The book also raises a very disturbing portrait of how this National Security State imperils our democracy. The idea of a group of secretive men (although there are probably some women in the mix today) deciding who can be or remain President exposes the figure-head nature of the power of that office. The collusion of un-elected agents, military officers, wealthy business elites, “diplomats” and others plotting behind the scenes to replace the elected head-of-state is not just something that happens in Third World nations. Was what happened in November 1963 in Dallas really a coup-d’etat?

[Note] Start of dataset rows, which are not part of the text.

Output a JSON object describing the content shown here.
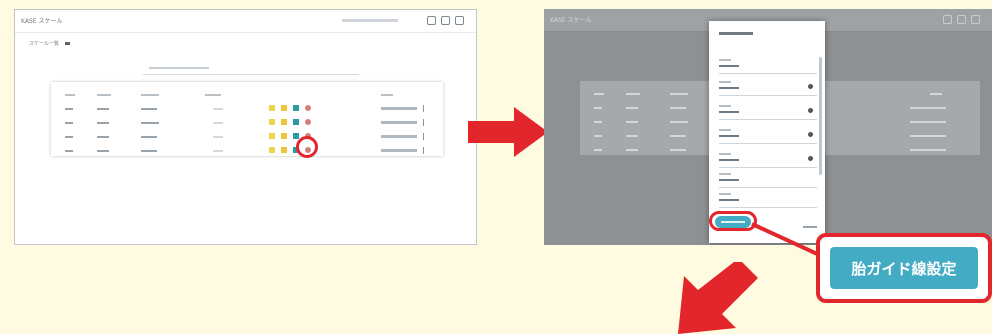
{
  "left_screen": {
    "app_title": "KASE スケール",
    "app_title_accent": "",
    "breadcrumb": [
      "スケール一覧",
      ""
    ],
    "rows": 4
  },
  "right_screen": {
    "app_title": "KASE スケール",
    "dialog_title": ""
  },
  "callout": {
    "button_label": "胎ガイド線設定"
  },
  "colors": {
    "background": "#fffbe0",
    "highlight_red": "#e3262c",
    "button_teal": "#43acc4",
    "overlay_gray": "#8e9194"
  }
}
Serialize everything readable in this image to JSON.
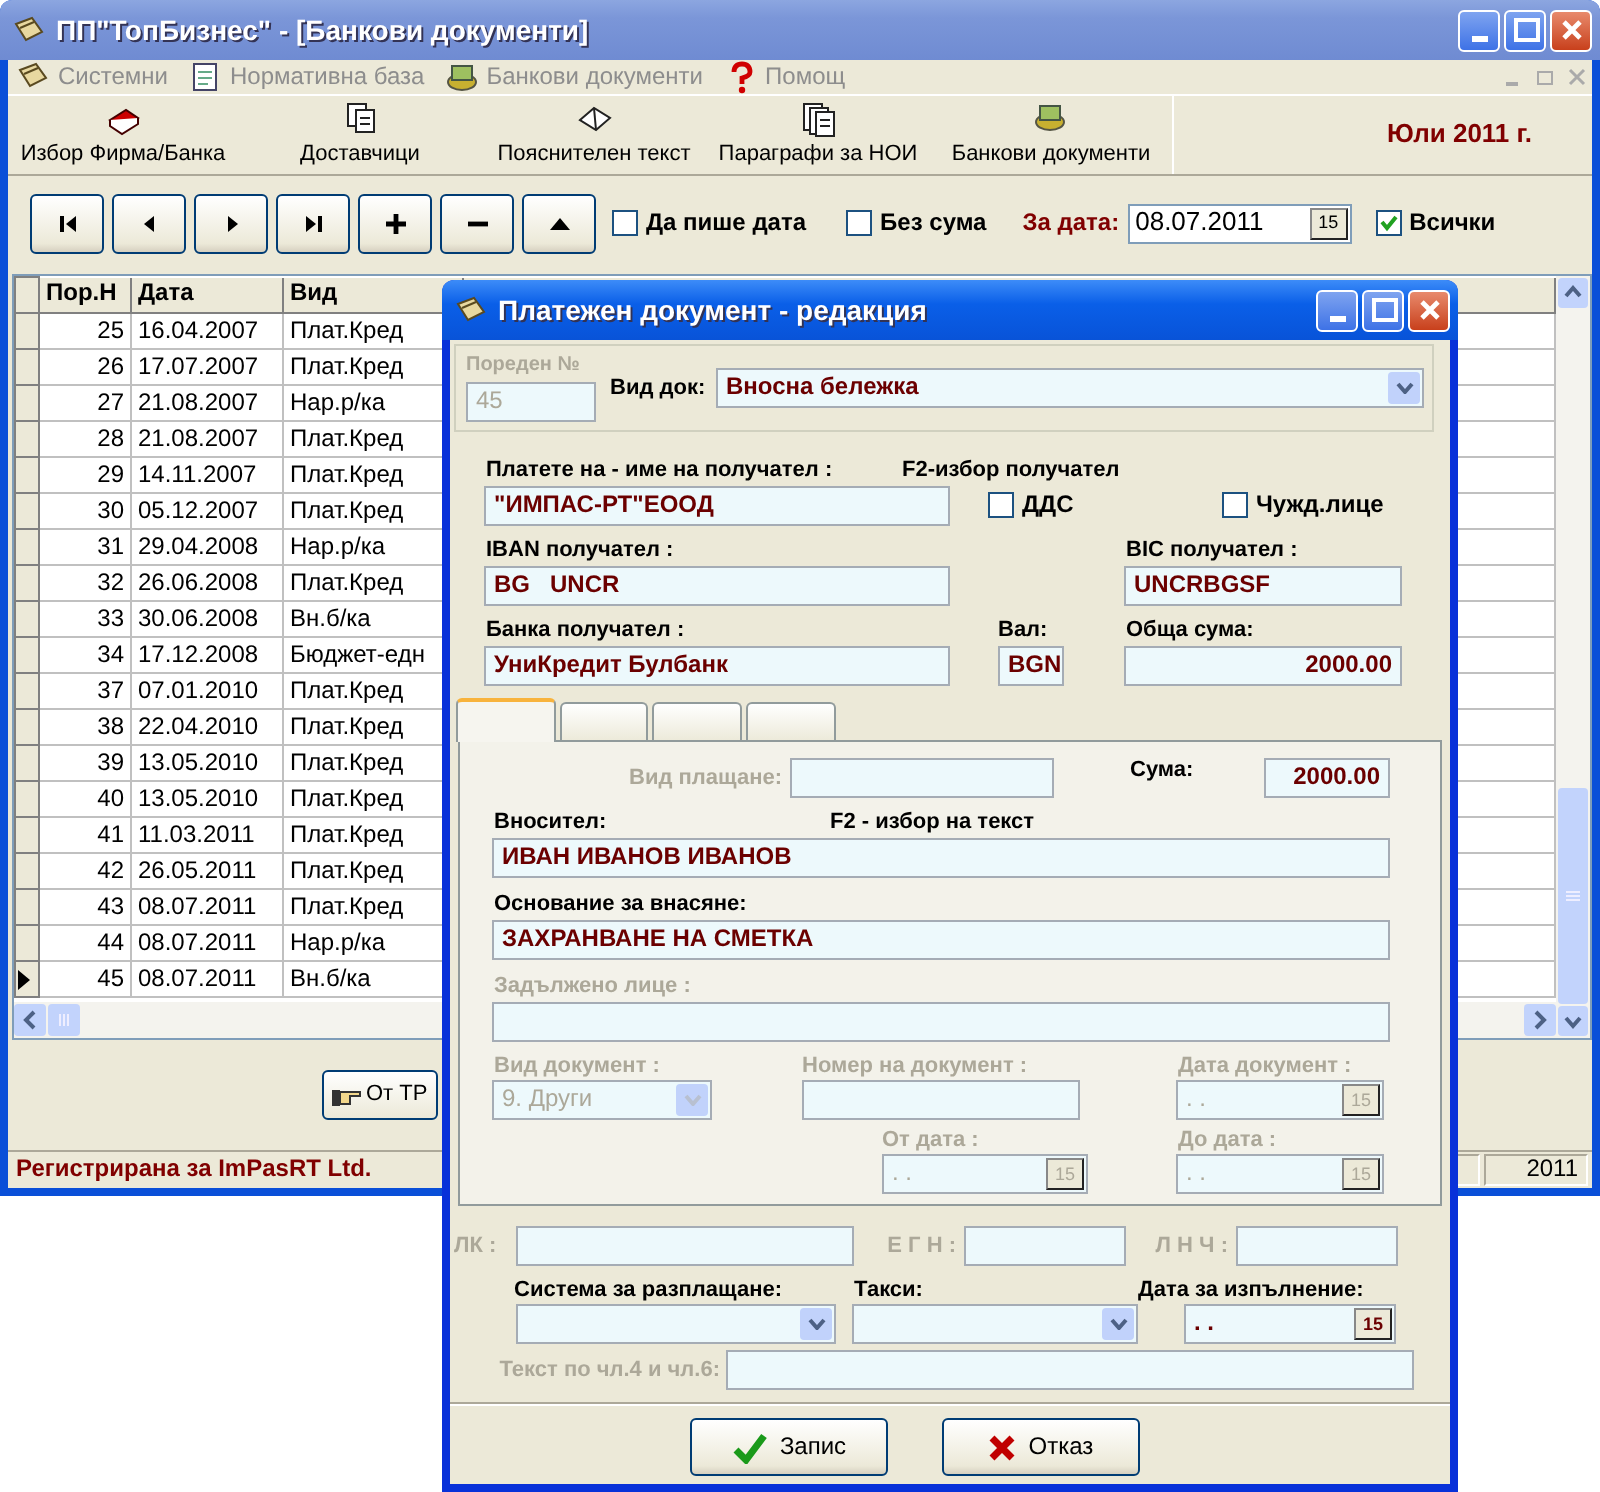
{
  "window": {
    "title": "ПП\"ТопБизнес\" - [Банкови документи]"
  },
  "menu": [
    {
      "label": "Системни"
    },
    {
      "label": "Нормативна база"
    },
    {
      "label": "Банкови документи"
    },
    {
      "label": "Помощ"
    }
  ],
  "toolbar": [
    {
      "label": "Избор Фирма/Банка"
    },
    {
      "label": "Доставчици"
    },
    {
      "label": "Пояснителен текст"
    },
    {
      "label": "Параграфи за НОИ"
    },
    {
      "label": "Банкови документи"
    }
  ],
  "period": "Юли 2011 г.",
  "filters": {
    "write_date": {
      "label": "Да пише дата",
      "checked": false
    },
    "no_sum": {
      "label": "Без сума",
      "checked": false
    },
    "date_label": "За дата:",
    "date": "08.07.2011",
    "calendar": "15",
    "all": {
      "label": "Всички",
      "checked": true
    }
  },
  "grid": {
    "columns": [
      "Пор.Н",
      "Дата",
      "Вид"
    ],
    "rows": [
      {
        "no": "25",
        "date": "16.04.2007",
        "type": "Плат.Кред",
        "selected": false
      },
      {
        "no": "26",
        "date": "17.07.2007",
        "type": "Плат.Кред",
        "selected": false
      },
      {
        "no": "27",
        "date": "21.08.2007",
        "type": "Нар.р/ка",
        "selected": false
      },
      {
        "no": "28",
        "date": "21.08.2007",
        "type": "Плат.Кред",
        "selected": false
      },
      {
        "no": "29",
        "date": "14.11.2007",
        "type": "Плат.Кред",
        "selected": false
      },
      {
        "no": "30",
        "date": "05.12.2007",
        "type": "Плат.Кред",
        "selected": false
      },
      {
        "no": "31",
        "date": "29.04.2008",
        "type": "Нар.р/ка",
        "selected": false
      },
      {
        "no": "32",
        "date": "26.06.2008",
        "type": "Плат.Кред",
        "selected": false
      },
      {
        "no": "33",
        "date": "30.06.2008",
        "type": "Вн.б/ка",
        "selected": false
      },
      {
        "no": "34",
        "date": "17.12.2008",
        "type": "Бюджет-едн",
        "selected": false
      },
      {
        "no": "37",
        "date": "07.01.2010",
        "type": "Плат.Кред",
        "selected": false
      },
      {
        "no": "38",
        "date": "22.04.2010",
        "type": "Плат.Кред",
        "selected": false
      },
      {
        "no": "39",
        "date": "13.05.2010",
        "type": "Плат.Кред",
        "selected": false
      },
      {
        "no": "40",
        "date": "13.05.2010",
        "type": "Плат.Кред",
        "selected": false
      },
      {
        "no": "41",
        "date": "11.03.2011",
        "type": "Плат.Кред",
        "selected": false
      },
      {
        "no": "42",
        "date": "26.05.2011",
        "type": "Плат.Кред",
        "selected": false
      },
      {
        "no": "43",
        "date": "08.07.2011",
        "type": "Плат.Кред",
        "selected": false
      },
      {
        "no": "44",
        "date": "08.07.2011",
        "type": "Нар.р/ка",
        "selected": false
      },
      {
        "no": "45",
        "date": "08.07.2011",
        "type": "Вн.б/ка",
        "selected": true
      }
    ]
  },
  "bottom_button": "От ТР",
  "status": {
    "text": "Регистрирана за ImPasRT Ltd.",
    "year": "2011"
  },
  "dialog": {
    "title": "Платежен документ - редакция",
    "number": {
      "label": "Пореден №",
      "value": "45",
      "disabled": true
    },
    "doc_type": {
      "label": "Вид док:",
      "value": "Вносна бележка",
      "disabled": false
    },
    "payee": {
      "label": "Платете на - име на получател :",
      "hint": "F2-избор получател",
      "value": "\"ИМПАС-РТ\"ЕООД",
      "disabled": false
    },
    "vat": {
      "label": "ДДС",
      "checked": false
    },
    "foreign": {
      "label": "Чужд.лице",
      "checked": false
    },
    "iban": {
      "label": "IBAN получател :",
      "value": "BG   UNCR",
      "disabled": false
    },
    "bic": {
      "label": "BIC получател :",
      "value": "UNCRBGSF",
      "disabled": false
    },
    "bank": {
      "label": "Банка получател :",
      "value": "УниКредит Булбанк",
      "disabled": false
    },
    "currency": {
      "label": "Вал:",
      "value": "BGN",
      "disabled": false
    },
    "total": {
      "label": "Обща сума:",
      "value": "2000.00",
      "disabled": false
    },
    "tabs": [
      {
        "selected": true
      },
      {
        "selected": false
      },
      {
        "selected": false
      },
      {
        "selected": false
      }
    ],
    "payment_type": {
      "label": "Вид плащане:",
      "disabled": true
    },
    "amount": {
      "label": "Сума:",
      "value": "2000.00",
      "disabled": false
    },
    "depositor": {
      "label": "Вносител:",
      "hint": "F2 - избор на текст",
      "value": "ИВАН ИВАНОВ ИВАНОВ",
      "disabled": false
    },
    "reason": {
      "label": "Основание за внасяне:",
      "value": "ЗАХРАНВАНЕ НА СМЕТКА",
      "disabled": false
    },
    "obliged": {
      "label": "Задължено лице :",
      "disabled": true
    },
    "doc_kind": {
      "label": "Вид документ :",
      "value": "9. Други",
      "disabled": true
    },
    "doc_number": {
      "label": "Номер на документ :",
      "disabled": true
    },
    "doc_date": {
      "label": "Дата документ :",
      "value": ". .",
      "calendar": "15",
      "disabled": true
    },
    "from_date": {
      "label": "От дата :",
      "value": ". .",
      "calendar": "15",
      "disabled": true
    },
    "to_date": {
      "label": "До дата :",
      "value": ". .",
      "calendar": "15",
      "disabled": true
    },
    "id_card": {
      "label": "ЛК :",
      "disabled": true
    },
    "egn": {
      "label": "Е Г Н :",
      "disabled": true
    },
    "lnch": {
      "label": "Л Н Ч :",
      "disabled": true
    },
    "system": {
      "label": "Система за разплащане:",
      "disabled": false
    },
    "fees": {
      "label": "Такси:",
      "disabled": false
    },
    "exec_date": {
      "label": "Дата за изпълнение:",
      "value": ". .",
      "calendar": "15",
      "disabled": false
    },
    "art_text": {
      "label": "Текст по чл.4 и чл.6:",
      "disabled": true
    },
    "buttons": [
      {
        "label": "Запис",
        "kind": "ok"
      },
      {
        "label": "Отказ",
        "kind": "cancel"
      }
    ]
  }
}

Back in the mid-70s, William Stringfellow raised questions about the compatibility between democracy and the apparatus of a National Security State. Stringfellow, drawing on the insights of Biblical prophets and the writings of Jewish theologian Abraham Joshua Heschel, called the allegiance demanded of citizens by this obsession with “security” during the Cold War by its Biblical name: idolatry. With the fall of the Berlin Wall and the collapse of the Soviet empire, cold warriors searched about for new adversaries so they could continue to justify our dependence on and subservience to the military industrial complex out of fear. Terrorism conveniently became the new whipping boy and the anticipated “peace dividend” disappeared.

While Douglass’ JFK story harkens back to the Cold War, the idolatry of the National Security State is as strong as ever – and its practitioners stand ready to remove or marginalize any who stand in its way. How else could one explain the almost universal condemnation of former-President Jimmy Carter’s sit-down with the leadership of Hamas and Syria this Spring? Or the annual rite of genuflecting before the power of AIPAC by both Democrats and Republicans – each vying to out-do the other in pandering to the Israeli state, ignoring and neglecting the cries for justice emanating from behind the 26’ tall “security barrier”, the new Berlin Wall that Carter has identified as apartheid?

This book is sobering, disturbing –but ultimately hopeful as well. If even such a stout Cold Warrior as John Fitzgerald Kennedy could decide to “turn toward peace” –albeit at a terrible price – can we too break the shackles of fear and greed and begin that same turning ourselves? As Jim Douglass reminded a friend of mine: who is the real “hero”, the prime mover of this story? It is God - God working through JFK, Khrushchev, and others who had the courage to take risks for peace. “After all,” Douglass reminded him, “the nuclear holocaust didn’t happen!”

We must open ourselves to recognize the common humanity we share, as “we all inhabit this small planet. We all breathe the same air. We all cherish our children’s futures. And we are all mortal.” When we recognize and act on this, we join hands with the Creator and work together to build a world of peace. One place to start is exposing, unmasking, naming the truth behind this system. Exposing it to the light. It might put us in its target but only by escaping its clutches can we truly be free and healed of that primal urge to dominate.